Word segmentation algorithm php unary word segmentation algorithm-PHP Tutorial-php.cn

Word segmentation algorithm php unary word segmentation algorithm

WBOY

Release： 2016-07-29 08:41:19

Original

1118 people have browsed it

Copy code The code is as follows:

/**
* Uniary word segmentation algorithm
* UTF8 encodes the next character. If the ASCII code of the first character is not greater than 192, it will only occupy 1 byte.
* If the ASCII code of the first character is greater than 192 and less than 224, it will occupy 2 bytes. Otherwise, it will occupy 3 characters.
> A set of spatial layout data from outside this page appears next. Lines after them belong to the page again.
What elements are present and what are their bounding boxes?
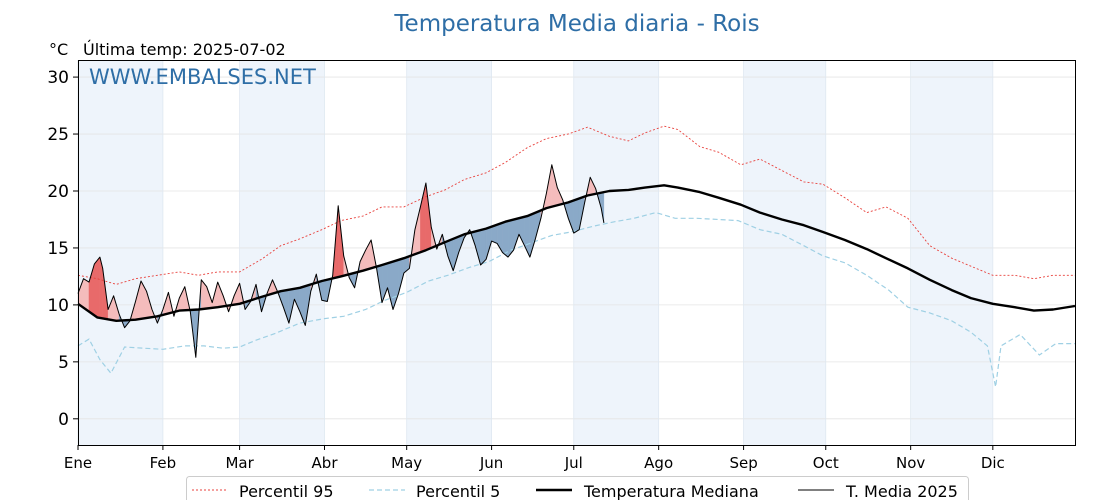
y-axis: 0 5 10 15 20 25 30 [47,68,78,430]
x-tick-label-jun: Jun [479,454,503,472]
y-tick-label: 15 [47,239,69,259]
month-band-mar [239,60,325,445]
x-tick-label-feb: Feb [150,454,177,472]
legend-label-p95: Percentil 95 [239,482,334,500]
fill-below-median [513,217,520,251]
month-bands [78,60,993,445]
month-band-sep [743,60,826,445]
fill-below-median [529,212,536,258]
x-tick-label-dic: Dic [981,454,1005,472]
fill-below-median [568,200,574,234]
series-line-percentil-5 [77,211,1075,388]
x-tick-label-ago: Ago [644,454,673,472]
y-tick-label: 0 [58,410,69,430]
fill-above-median [201,279,207,310]
x-tick-label-nov: Nov [896,454,925,472]
y-tick-label: 25 [47,125,69,145]
series-lines [77,125,1076,388]
watermark: WWW.EMBALSES.NET [89,65,316,89]
x-tick-label-jul: Jul [564,454,583,472]
y-tick-label: 20 [47,182,69,202]
fill-above-median [94,256,101,319]
fill-below-median [518,216,525,246]
legend: Percentil 95 Percentil 5 Temperatura Med… [186,476,969,500]
fill-below-median [387,261,394,310]
x-tick-label-may: May [391,454,422,472]
x-tick-label-abr: Abr [312,454,339,472]
month-band-jul [573,60,659,445]
x-tick-label-ene: Ene [64,454,92,472]
x-tick-label-oct: Oct [813,454,839,472]
legend-label-current: T. Media 2025 [845,482,958,500]
series-line-t-media-2025 [77,164,605,358]
y-tick-label: 10 [47,296,69,316]
unit-label: °C [49,40,68,59]
fill-above-median [179,286,186,311]
fill-below-median [321,279,328,302]
y-tick-label: 30 [47,68,69,88]
legend-label-median: Temperatura Mediana [583,482,759,500]
chart-title: Temperatura Media diaria - Rois [393,11,759,37]
month-band-nov [910,60,993,445]
fill-below-median [381,263,388,303]
legend-label-p5: Percentil 5 [416,482,500,500]
legend-box [186,476,969,500]
series-line-percentil-95 [77,125,1075,285]
last-temp-label: Última temp: 2025-07-02 [83,40,286,59]
x-tick-label-sep: Sep [729,454,757,472]
x-axis: Ene Feb Mar Abr May Jun Jul Ago Sep Oct Nov Dic [64,445,1005,472]
plot-frame [78,60,1076,446]
month-band-ene [78,60,163,445]
fill-below-median [573,198,580,234]
x-tick-label-mar: Mar [225,454,254,472]
y-tick-label: 5 [58,353,69,373]
fill-above-median [83,278,90,312]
Section
* Uniary word segmentation needs to add ft_min_word_len=1 in the my.ini file of mysql
* You can use the mysql query statement show variables like '%ft%' to view the mysql full-text search related settings
*
* @access global
* @param string $str
* @param boolean $unique Whether to remove duplicate values
* @param boolean $merge Whether to merge additional values
* @return array
*/
function seg_word($str,$unique=false,$merge=true)
{
$str = trim(strip_tags($str ));
$strlen = strlen($str);
if($strlen == 0) return array();
$spc = ' ';
//Add characters to be filtered as needed
$search = array( ',', '/', '\', '.', ';', ':', ''', '!', '~','"', '`', '^', '( ', ')', '?', '-', "t", "n", ''', '<', '>', "r", "rn", '$', '& ', '%', '#', '@', '+', '=', '{', '}', '[', ']', ')', '(', '.', '. ', ', '! ', ';', '"', '"', ''', ''', ', ', '—', ' , '《', '》', '－', '…', '【', '】','：');
$numpairs = array('1'=>'一','2'= >'two','3'=>'three','4'=>'four','5'=>'five','6'=>'six','7'= >'seven','8'=>'eight','9'=>'nine','0'=>'zero');
$str = alab_num($str);
$str = str_replace($search,' ',$str);
$ord = $i = $k = 0;
$prechar = 0;// 0-blank 1-English and symbol 2-Chinese
$result = array( );
$annex = array();
while($ord = ord($str[$i]))
{
//1 byte character
if ($ord <= 0xC0 )
{
// Remove empty strings
if($ord < 33) {
$prechar=0;
$i++;
$k++;
continue;
}
//Additional Chinese uppercase number conversion
if(isset($numpairs[$ str[$i]])) {
$annex[]=$numpairs[$str[$i]];
}
//If the preceding character is Chinese
if( $prechar == 2 ){
$result[+ +$k] = $str[$i];
}
else {
$result[$k] .= $str[$i];
}
$prechar = 1;
$i++;
}
else / /2-3 byte characters (Chinese)
{
if($ord < 0xE0)
$step = 2;
else
$step = 3;
$c = substr($str,$i,$step) ;
if(false !== $key = array_search($c,$numpairs)){
$annex[] = $key;
}
if ($prechar != 0) {
$result[++$k ] = $c;
}
else {
$result[$k] .= $c;
}
$prechar = 2;
$i+=$step;
}
}
$result = $merge ? array_merge( $result,$annex) : $result ;
return $unique ? array_unique($result) : $result ;
}

The above introduces the word segmentation algorithm PHP unary word segmentation algorithm, including the content of word segmentation algorithm. I hope it will be helpful to friends who are interested in PHP tutorials.